Other Customary Clauses

One should not forget that a term sheet is a non-binding agreement (meaning it cannot be used to enforce a deal or seek damages for failure to close in at the pre-agreed terms). The above does not apply to costs and expenses, governing law, choice of dispute resolution forum and confidentiality.

It is also common to include binding exclusivity clauses, but the latter should be granted thoughtfully. For example, instead of granting a 3-month exclusivity, one may first grant a 1-month exclusivity and then condition extending it for a subsequent 2-month period on meeting certain milestones (such as completing due diligence, confirming no red-flags, or receiving a full set of definitive agreements drafts).
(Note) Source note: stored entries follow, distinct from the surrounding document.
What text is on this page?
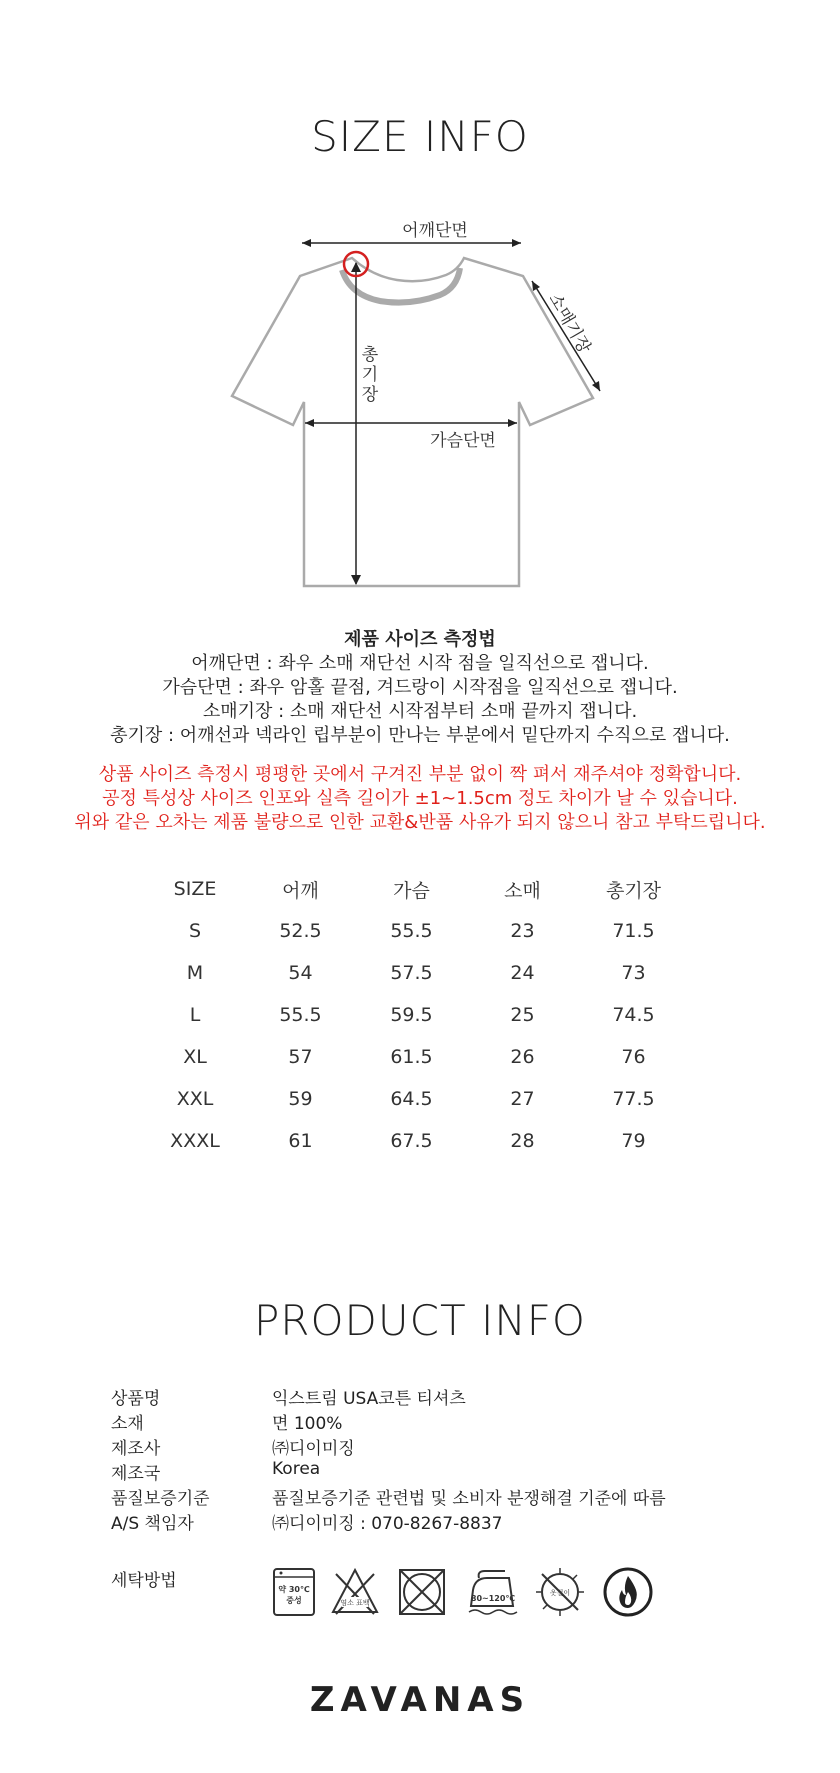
SIZE INFO
어깨단면
소매기장
총
기
장
가슴단면
제품 사이즈 측정법
어깨단면 : 좌우 소매 재단선 시작 점을 일직선으로 잽니다.
가슴단면 : 좌우 암홀 끝점, 겨드랑이 시작점을 일직선으로 잽니다.
소매기장 : 소매 재단선 시작점부터 소매 끝까지 잽니다.
총기장 : 어깨선과 넥라인 립부분이 만나는 부분에서 밑단까지 수직으로 잽니다.
상품 사이즈 측정시 평평한 곳에서 구겨진 부분 없이 짝 펴서 재주셔야 정확합니다.
공정 특성상 사이즈 인포와 실측 길이가 ±1~1.5cm 정도 차이가 날 수 있습니다.
위와 같은 오차는 제품 불량으로 인한 교환&반품 사유가 되지 않으니 참고 부탁드립니다.
SIZE	어깨	가슴	소매	총기장
S	52.5	55.5	23	71.5
M	54	57.5	24	73
L	55.5	59.5	25	74.5
XL	57	61.5	26	76
XXL	59	64.5	27	77.5
XXXL	61	67.5	28	79
PRODUCT INFO
상품명	익스트림 USA코튼 티셔츠
소재	면 100%
제조사	㈜디이미징
제조국	Korea
품질보증기준	품질보증기준 관련법 및 소비자 분쟁해결 기준에 따름
A/S 책임자	㈜디이미징 : 070-8267-8837
세탁방법	약 30℃
중성	염소 표백	80~120℃
옷걸이
ZAVANAS
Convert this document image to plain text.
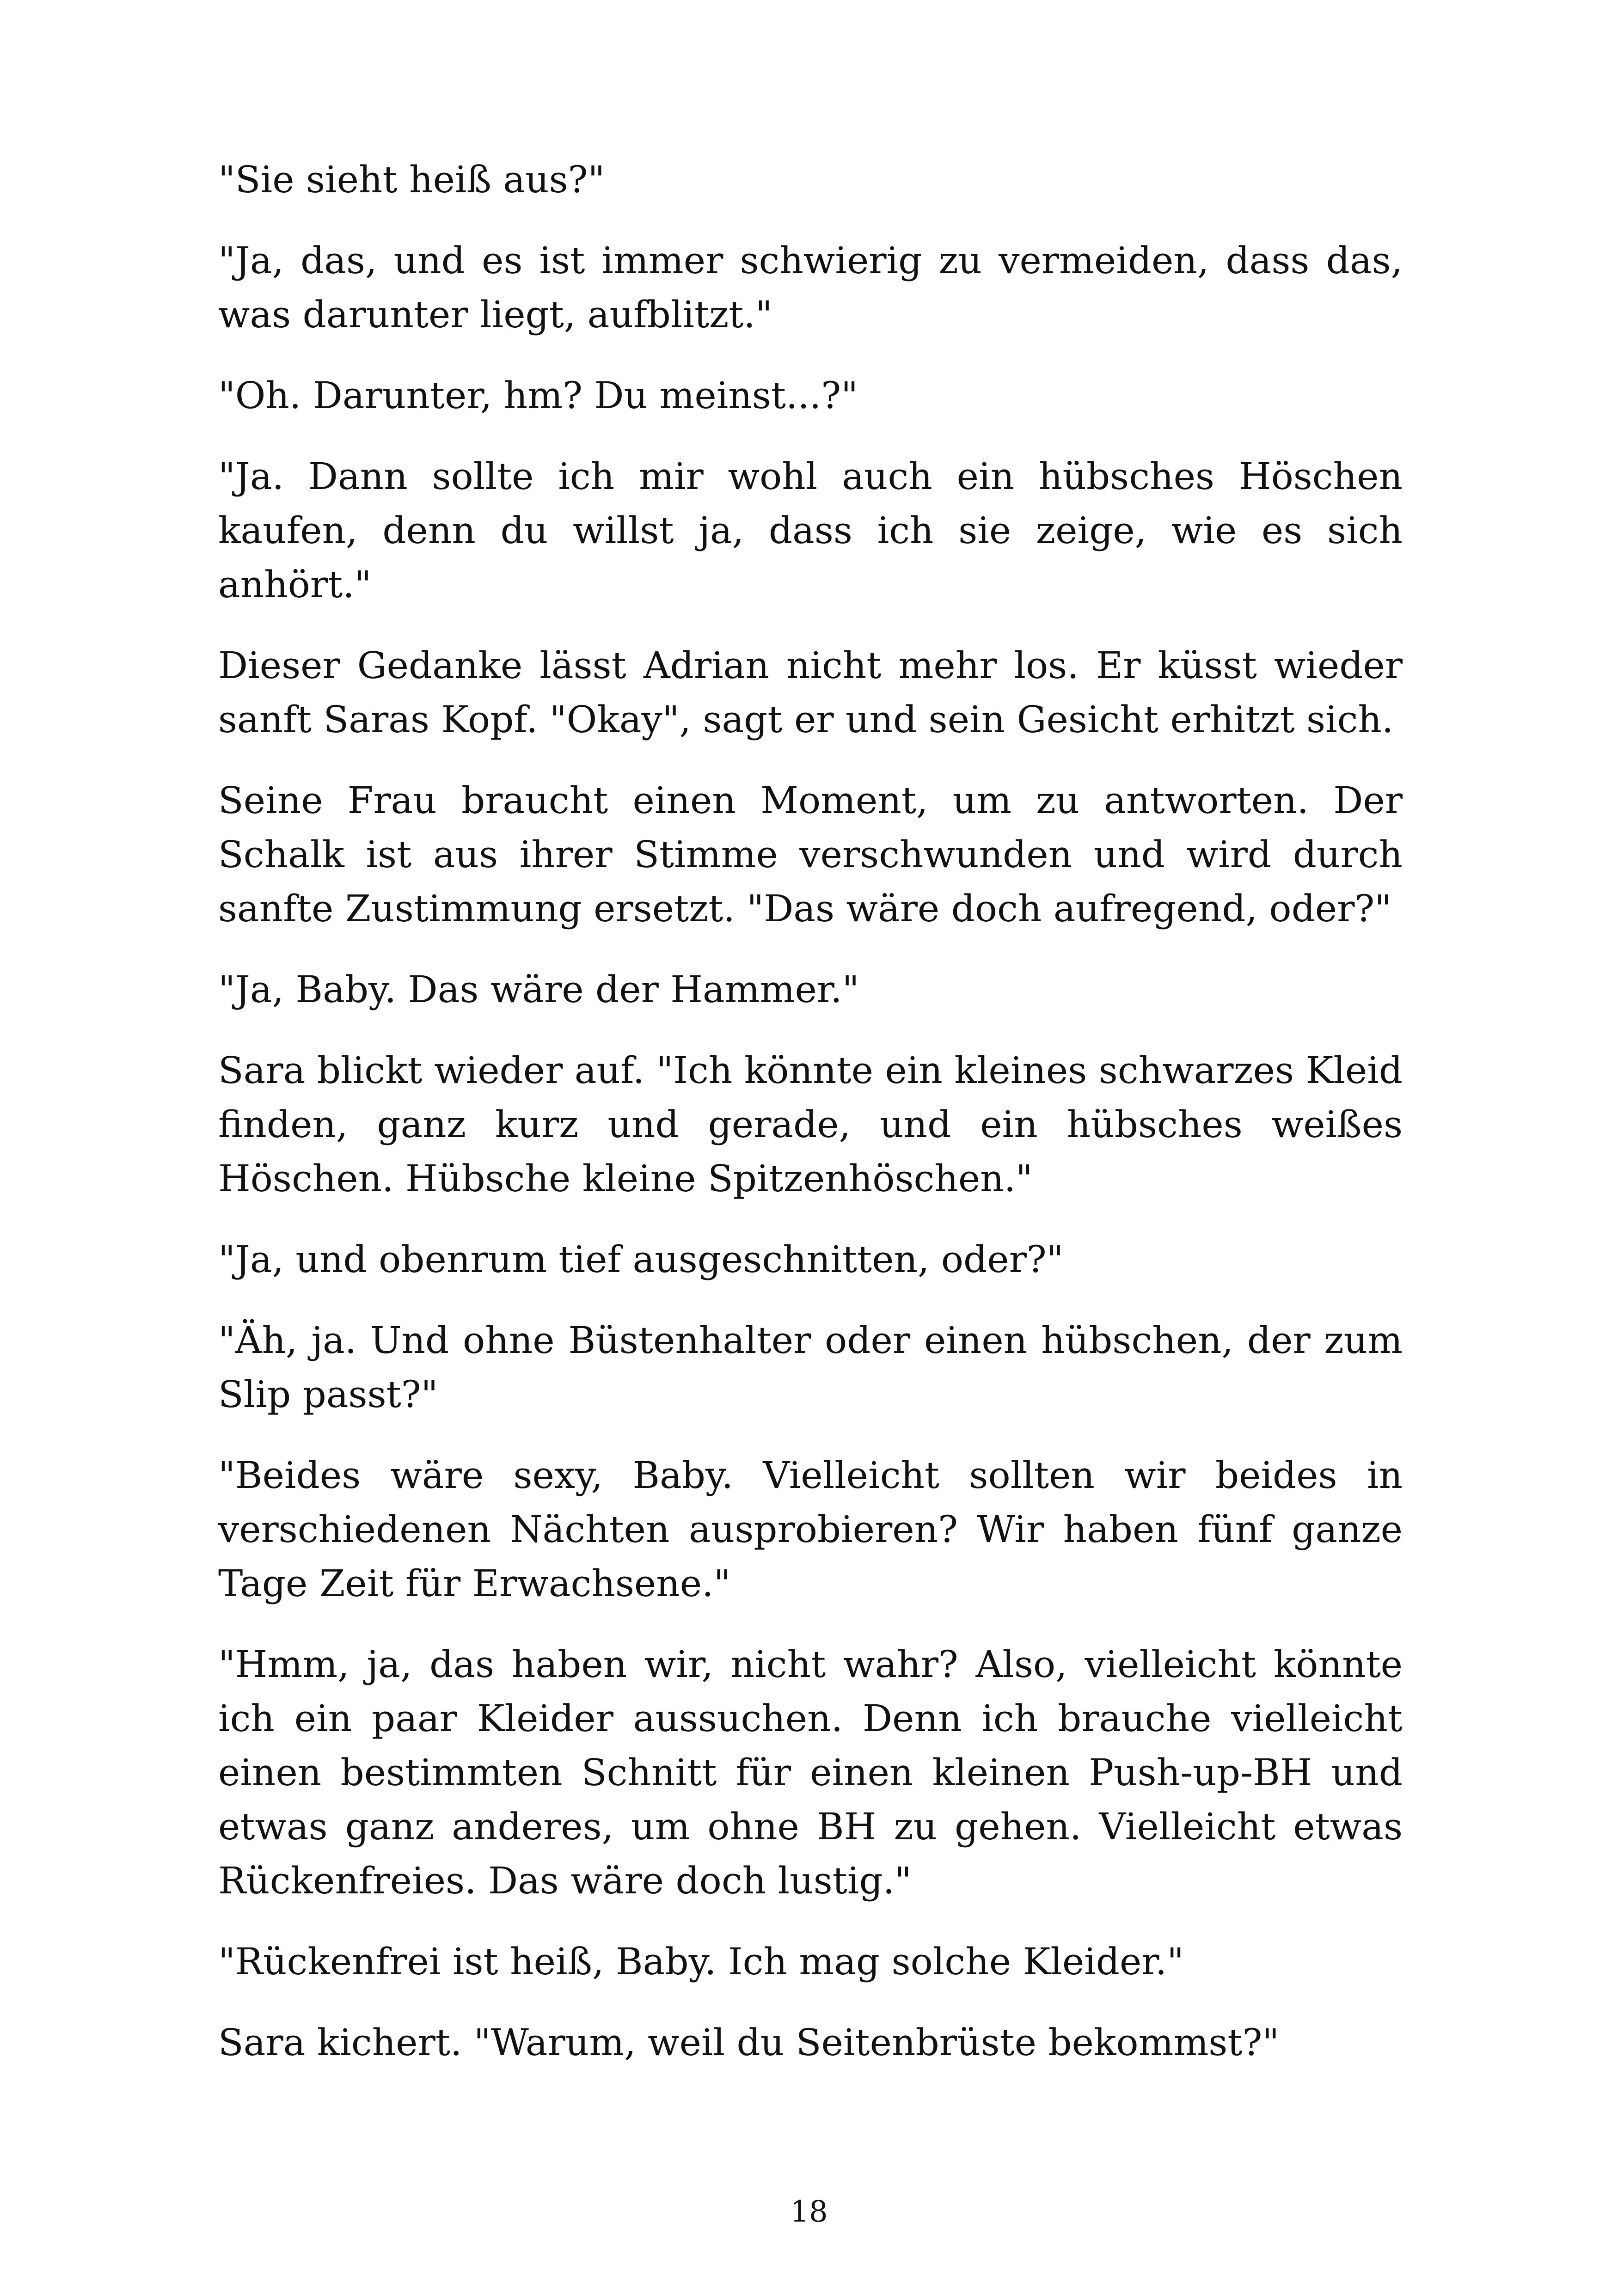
"Sie sieht heiß aus?"

"Ja, das, und es ist immer schwierig zu vermeiden, dass das, was darunter liegt, aufblitzt."

"Oh. Darunter, hm? Du meinst...?"

"Ja. Dann sollte ich mir wohl auch ein hübsches Höschen kaufen, denn du willst ja, dass ich sie zeige, wie es sich anhört."

Dieser Gedanke lässt Adrian nicht mehr los. Er küsst wieder sanft Saras Kopf. "Okay", sagt er und sein Gesicht erhitzt sich.

Seine Frau braucht einen Moment, um zu antworten. Der Schalk ist aus ihrer Stimme verschwunden und wird durch sanfte Zustimmung ersetzt. "Das wäre doch aufregend, oder?"

"Ja, Baby. Das wäre der Hammer."

Sara blickt wieder auf. "Ich könnte ein kleines schwarzes Kleid finden, ganz kurz und gerade, und ein hübsches weißes Höschen. Hübsche kleine Spitzenhöschen."

"Ja, und obenrum tief ausgeschnitten, oder?"

"Äh, ja. Und ohne Büstenhalter oder einen hübschen, der zum Slip passt?"

"Beides wäre sexy, Baby. Vielleicht sollten wir beides in verschiedenen Nächten ausprobieren? Wir haben fünf ganze Tage Zeit für Erwachsene."

"Hmm, ja, das haben wir, nicht wahr? Also, vielleicht könnte ich ein paar Kleider aussuchen. Denn ich brauche vielleicht einen bestimmten Schnitt für einen kleinen Push-up-BH und etwas ganz anderes, um ohne BH zu gehen. Vielleicht etwas Rückenfreies. Das wäre doch lustig."

"Rückenfrei ist heiß, Baby. Ich mag solche Kleider."

Sara kichert. "Warum, weil du Seitenbrüste bekommst?"

18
This will help both sides stay on track and complete the deal on time.

Closing Remarks

In order to sign a proper term sheet, you need to be well-prepared from the business, financial and legal perspectives. It is wise to involve advisors to help you develop a negotiation strategy for investment rounds and make sure that key issues are identified and addressed in the term sheet. Most importantly, think ahead and remember that giving too much (with or without awareness of its significance) during early investment rounds may significantly affect the position of the founders and investors at further investment rounds or at the exit.